The Contraband Cigarette Trafficking Act of 1978, a law which makes cigarette smuggling a felony punishable by up to 5 years in federal prison, is used to prosecute smugglers who avoid paying the taxes on cigarettes. The proposed Stop Tobacco Smuggling in the Territories Act of 2013 (H.R. 338; 113th Congress), if it passes during the 113th United States Congress, would update the Contraband Cigarette Trafficking Act to include American Samoa, the Commonwealth of the Northern Mariana Islands, and Guam, which were previously not covered by the law.

In 2010, the tobacco industry spent $16.6 million on lobbyists to represent the industry to Congress.

Major big tobacco lobbying companies include (in order of U.S. market share) Philip Morris, R. J. Reynolds Tobacco Company, and Lorillard Tobacco Co.

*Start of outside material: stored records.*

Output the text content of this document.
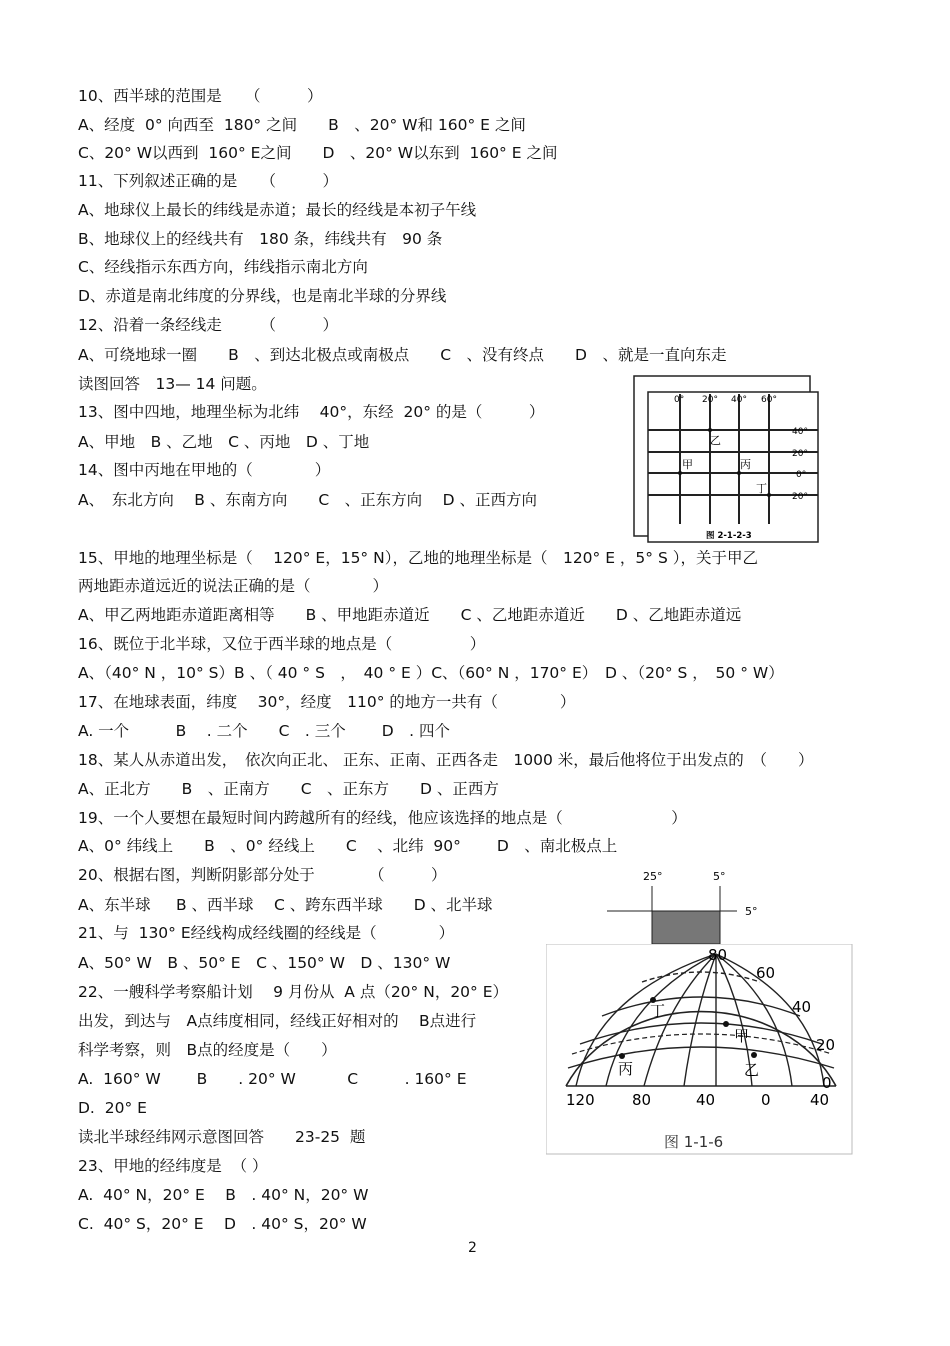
10、西半球的范围是　　（　　　）
A、经度  0° 向西至  180° 之间　　B　、20° W和 160° E 之间
C、20° W以西到  160° E之间　　D　、20° W以东到  160° E 之间
11、下列叙述正确的是　　（　　　）
A、地球仪上最长的纬线是赤道；最长的经线是本初子午线
B、地球仪上的经线共有　180 条，纬线共有　90 条
C、经线指示东西方向，纬线指示南北方向
D、赤道是南北纬度的分界线，也是南北半球的分界线
12、沿着一条经线走　　　（　　　）
A、可绕地球一圈　　B　、到达北极点或南极点　　C　、没有终点　　D　、就是一直向东走
读图回答　13— 14 问题。
13、图中四地，地理坐标为北纬　 40°，东经  20° 的是（　　　）
A、甲地　B 、乙地　C 、丙地　D 、丁地
14、图中丙地在甲地的（　　　　）
A、　东北方向　 B 、东南方向　　C　、正东方向　 D 、正西方向
15、甲地的地理坐标是（　 120° E，15° N），乙地的地理坐标是（　120° E ，5° S ），关于甲乙
两地距赤道远近的说法正确的是（　　　　）
A、甲乙两地距赤道距离相等　　B 、甲地距赤道近　　C 、乙地距赤道近　　D 、乙地距赤道远
16、既位于北半球，又位于西半球的地点是（　　　　　）
A、（40° N ，10° S）B 、（ 40 ° S　，　40 ° E ）C、（60° N ，170° E）　D 、（20° S ，　50 ° W）
17、在地球表面，纬度　 30°，经度　110° 的地方一共有（　　　　）
A. 一个　　　B　 . 二个　　C　. 三个　　 D　. 四个
18、某人从赤道出发，　依次向正北、 正东、正南、正西各走　1000 米，最后他将位于出发点的　（　　）
A、正北方　　B　、正南方　　C　、正东方　　D 、正西方
19、一个人要想在最短时间内跨越所有的经线，他应该选择的地点是（　　　　　　　）
A、0° 纬线上　　B　、0° 经线上　　C　 、北纬  90°　　 D　、南北极点上
20、根据右图，判断阴影部分处于　　　　（　　　）
A、东半球　  B 、西半球　 C 、跨东西半球　　D 、北半球
21、与  130° E经线构成经线圈的经线是（　　　　）
A、50° W　B 、50° E　C 、150° W　D 、130° W
22、一艘科学考察船计划　 9 月份从  A 点（20° N，20° E）
出发，到达与　A点纬度相同，经线正好相对的　 B点进行
科学考察，则　B点的经度是（　　）
A.  160° W　　 B　　. 20° W　　　 C　　　. 160° E
D.  20° E
读北半球经纬网示意图回答　　23-25  题
23、甲地的经纬度是  （ ）
A.  40° N，20° E　 B　. 40° N，20° W
C.  40° S，20° E　 D　. 40° S，20° W
0° 20° 40° 60°
40°
20°
0°
20°
乙
甲	丙
丁
图 2-1-2-3
25°	5°
5°
丁
甲
丙	乙
80
60
40
20
0
120 80	40	0	40
图 1-1-6
2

The tobacco lobby lost a chunk of its support when the U.S. National Association of Attorneys General (NAAG) filed charges against the Tobacco Institute, a tobacco industry advocacy group.

This resulted in the Tobacco Master Settlement Agreement, which forced the organization to disband and place all records on a website.

The lawsuits brought against various tobacco manufacturers, attempting to hold them responsible for wrongful death, injury, or medical expenses related to cigarette smoking and other tobacco use. Cases have been brought both by individual plaintiffs and by government officials, including U.S. State Attorney General. Punitive damages for the plaintiff have often been awarded as a result of a successful litigation. However, the vast majority of court decisions have been in favor of the defendant tobacco companies.